Alejandro Morales

"Alejandro Morales based his book on what his parents went through at the Simons Brickyard #3 and that is now the City of Commerce. He wrote a novel that starts in 1892 and he used Pasadena, CA and Simons Brickyard #3."- Nominator Raymond Ramirez, former member of Montebello Historical.

Alejandro Morales

2014 Hispanic Heritage Month Local Heroes nominee

Alejandro Morales

Title Professor, Dept. of Chicano/Latino Studies (& author)
Organization/Business University of California, Irvine

HIGHLIGHTS:
  • Son of Mexican immigrants, was born in Montebello, California and grew up in Simons, the company town of the Simons Brick Yard #3, bordering Montebello. Earned his B.A. from California State University, Los Angeles, and a M.A. and Ph.D. from Rutgers University. Morales is a professor in the Department of Chicano/Latino Studies at the University of California, Irvine.
  • Author of seven historical novels and three novellas, writing in both English and Spanish, which explore the Mexican American experience from Mexico to Southern California.
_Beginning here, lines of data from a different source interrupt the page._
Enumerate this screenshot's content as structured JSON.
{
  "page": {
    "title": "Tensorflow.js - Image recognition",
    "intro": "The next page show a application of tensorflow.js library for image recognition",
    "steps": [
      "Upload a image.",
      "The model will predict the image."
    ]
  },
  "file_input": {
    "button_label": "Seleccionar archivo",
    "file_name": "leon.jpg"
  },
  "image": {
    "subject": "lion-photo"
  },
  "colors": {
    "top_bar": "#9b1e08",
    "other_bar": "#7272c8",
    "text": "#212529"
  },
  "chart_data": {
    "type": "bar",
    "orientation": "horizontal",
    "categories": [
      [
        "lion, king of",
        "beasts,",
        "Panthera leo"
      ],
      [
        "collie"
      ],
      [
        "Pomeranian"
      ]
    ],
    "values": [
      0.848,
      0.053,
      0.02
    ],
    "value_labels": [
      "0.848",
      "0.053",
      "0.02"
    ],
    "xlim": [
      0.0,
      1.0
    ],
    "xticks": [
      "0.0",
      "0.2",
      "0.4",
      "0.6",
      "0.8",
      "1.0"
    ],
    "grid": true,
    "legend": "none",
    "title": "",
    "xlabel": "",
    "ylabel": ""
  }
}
His most recent novel, River of Angels, was published in 2013. His first two novels, written in Spanish, were the first to be published in Mexico by a Chicano writer.
  • His historical novel, The Brick People, tells the story of the Mexican immigrants who came to work at Simons Brickyard #3 in Los Angeles during the early part of the 20th century. At one time it was the largest brickyard in the world, shipping as many as one million bricks each day. The bricks they made literally built L.A.and the surrounding Southern California area. Morales and his daughter wrote the script for the 2012 documentary based on his book.
  • The documentary has now been shown in many universities and colleges, as well as Montebello High School, from where Professor Morales graduated in 1963. Morales currently mentors the Montebello students who are college bound.
  • Winner of the 2007 Luis Leal Award for Distinction in Chicano/Latino Literature from the University of California, Santa Barbara. The award recognizes Morales's contributions to Chicano/Latino literature and his accomplishments as a major American writer.The Leal organizer said of Morales "he is a true pioneer in Chicano literature and one of the most outstanding, powerful, and innovative writers on the Chicano experience."
  • In 2013 the Stanford University Libraries acquired Morales's collection of original manuscripts, articles, research notes and professional papers. He is currently working on three projects: a new novel, a collection of short stories, and a book of poetry.